Чарли был почти такого же роста, что и Харриет, но благодаря своим широким плечам и коренастой фигуре казался гораздо крупнее. Под буйным темпераментом скрывался практичный финансовый журналист.

Харриет услышала, как он крикнул: «Тоталитаризм!»

Девушка возле него поежилась.

Харриет подошла к ним и тронула его за локоть.

– Чарли.

Он замолчал посередине фразы.

– Привет, дорогая, – он шумно поцеловал ее и потом заглянул за ее плечо.

Харриет догадалась, что он ищет Лео. В следующее мгновенье Чарли вспомнил, что Лео тут не будет. Он густо покраснел.

– Все в порядке, – мягко сказала Харриет. – Я тоже забываю и оглядываюсь, чтобы задать ему вопрос. Сила привычки, что поделаешь.

Она повернулась к девушке в вышитой блузке, собираясь представиться, но девушка уже отходила, пятясь назад.

– Что я, собственно, сказал? – требовательно спросил Чарли, когда она скрылась. – Или это ты?

– Это ты. Когда она в последний раз могла сказать что-нибудь?

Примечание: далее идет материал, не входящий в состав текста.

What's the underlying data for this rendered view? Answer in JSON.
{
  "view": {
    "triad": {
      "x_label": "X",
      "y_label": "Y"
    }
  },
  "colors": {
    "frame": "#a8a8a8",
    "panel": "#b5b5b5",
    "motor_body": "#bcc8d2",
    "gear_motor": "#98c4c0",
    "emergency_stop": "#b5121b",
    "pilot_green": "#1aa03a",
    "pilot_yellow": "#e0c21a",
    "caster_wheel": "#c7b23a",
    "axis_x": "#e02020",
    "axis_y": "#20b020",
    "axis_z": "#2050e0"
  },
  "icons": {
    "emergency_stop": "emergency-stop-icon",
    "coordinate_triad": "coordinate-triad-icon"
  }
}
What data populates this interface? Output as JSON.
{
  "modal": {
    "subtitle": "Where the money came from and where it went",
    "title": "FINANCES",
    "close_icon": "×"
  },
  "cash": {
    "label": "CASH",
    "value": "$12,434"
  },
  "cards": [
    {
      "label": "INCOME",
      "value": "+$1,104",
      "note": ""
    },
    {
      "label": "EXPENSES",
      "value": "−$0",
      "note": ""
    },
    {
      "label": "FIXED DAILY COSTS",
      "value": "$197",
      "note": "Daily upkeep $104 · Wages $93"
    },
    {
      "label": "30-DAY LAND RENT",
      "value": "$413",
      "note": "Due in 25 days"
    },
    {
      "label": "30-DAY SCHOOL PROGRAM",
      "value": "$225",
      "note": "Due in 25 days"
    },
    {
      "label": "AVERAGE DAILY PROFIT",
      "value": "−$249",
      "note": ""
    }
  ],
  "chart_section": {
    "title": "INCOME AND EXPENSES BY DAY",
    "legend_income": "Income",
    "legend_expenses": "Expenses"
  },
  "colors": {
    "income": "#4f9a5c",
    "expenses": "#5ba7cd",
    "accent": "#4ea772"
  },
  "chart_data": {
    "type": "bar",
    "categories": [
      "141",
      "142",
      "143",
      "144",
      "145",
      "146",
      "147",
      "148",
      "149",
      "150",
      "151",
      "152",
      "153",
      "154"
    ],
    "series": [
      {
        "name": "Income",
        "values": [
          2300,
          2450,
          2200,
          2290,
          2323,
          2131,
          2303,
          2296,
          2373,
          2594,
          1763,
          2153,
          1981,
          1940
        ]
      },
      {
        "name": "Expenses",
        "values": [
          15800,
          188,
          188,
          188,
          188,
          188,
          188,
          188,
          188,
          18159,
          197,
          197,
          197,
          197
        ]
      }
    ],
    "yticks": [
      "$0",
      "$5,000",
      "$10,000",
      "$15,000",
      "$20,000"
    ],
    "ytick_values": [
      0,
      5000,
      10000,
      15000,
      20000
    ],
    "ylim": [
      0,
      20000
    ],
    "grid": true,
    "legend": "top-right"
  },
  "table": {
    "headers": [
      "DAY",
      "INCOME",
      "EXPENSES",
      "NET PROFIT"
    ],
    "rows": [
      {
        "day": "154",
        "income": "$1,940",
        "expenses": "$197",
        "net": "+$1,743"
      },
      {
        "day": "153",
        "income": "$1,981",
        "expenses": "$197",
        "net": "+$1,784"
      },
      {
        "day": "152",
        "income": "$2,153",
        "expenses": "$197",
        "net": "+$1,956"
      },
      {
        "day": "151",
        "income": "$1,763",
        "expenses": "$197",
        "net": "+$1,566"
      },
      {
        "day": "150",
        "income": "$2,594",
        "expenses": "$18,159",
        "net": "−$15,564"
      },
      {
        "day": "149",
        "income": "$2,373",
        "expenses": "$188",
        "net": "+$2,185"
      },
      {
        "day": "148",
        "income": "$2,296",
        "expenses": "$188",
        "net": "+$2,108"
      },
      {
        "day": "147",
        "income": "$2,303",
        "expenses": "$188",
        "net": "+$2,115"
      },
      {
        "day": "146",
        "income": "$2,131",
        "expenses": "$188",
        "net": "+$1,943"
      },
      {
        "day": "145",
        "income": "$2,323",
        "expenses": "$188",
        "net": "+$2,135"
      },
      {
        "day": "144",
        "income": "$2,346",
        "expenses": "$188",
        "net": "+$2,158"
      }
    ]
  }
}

– Я дал ей кучу возможностей. Она просто ими не воспользовалась.

Харриет положила свою руку на руку Чарли.

– Чарли, я хочу спросить тебя кое о чем. Можем мы пойти с тобой куда-нибудь, где потише, чем здесь?

Он встревоженно посмотрел:

– О тебе и Лео? Это не моя область, все эти дела. Спроси Дженни.

Его нежелание было позой, и Харриет понимала это, однако она знала также, что обычно эта поза раскрывает больше, чем хотелось бы самому позеру. Чарли мог всю ночь напролет говорить о денежной массе, перспективах «Арсенала» или призе Букера, но он не любил говорить о том, что он чувствовал или чего боялся, как будто при этом он становился уязвимым, а это он считал недопустимым для мужчины. Харриет помнила, что сказала Дженни. По крайней мере, у Дженни были она и Джейн, с которыми она всегда могла поговорить. Чарли, наверное, было труднее.

– Деловой совет, – сказала Харриет осторожно.

– В таком случае, – подмигнул он ей, – пойдем наверх.

Они забрались на самый верх лестницы и смотрели на головы собравшихся внизу. Мужчина в блузе все еще дежурил у двери. Харриет сделала первый большой глоток вина.

– Как ты, Чарли?

– У меня все в порядке. Какой совет ты хочешь получить?

Конечно, он уводил ее в сторону от своих проблем. Как тогда сказала Дженни: «Нам было не очень легко жить вместе». – Харриет подумала о Лео, а потом о скрытой силе женской дружбы.

– Ты уверена в том, что тебе действительно не нужен адвокат? – подсказал ей Чарли.

Харриет улыбнулась:

– У меня есть адвокат.

Ее план стал для нее важным. Более чем важным – почти целью жизни. Чарли должен был стать первым человеком, с которым она поделилась бы им, и она не хотела, чтобы он посмеялся над ним или отверг его, потому что она очень ценила его мнение. Она глубоко вздохнула, готовясь начать.

– Слушаю.

– Я получила игру. Игру на смекалку и расчет от одного своего друга. Он изобрел ее, и она очень умная и очень необычная. Я хочу усовершенствовать ее и продавать на коммерческой основе. Я думаю, что ее будут покупать.

Она взглянула на него и увидела, что Чарли угрюмо смотрит вниз.

– Я никогда не слышал ни о чем подобном.

Она с облегчением заметила, что лицо Чарли прояснилось.

– Это вселяет в меня некоторую надежду. Оригинальность – это первое требование, – сказал Чарли.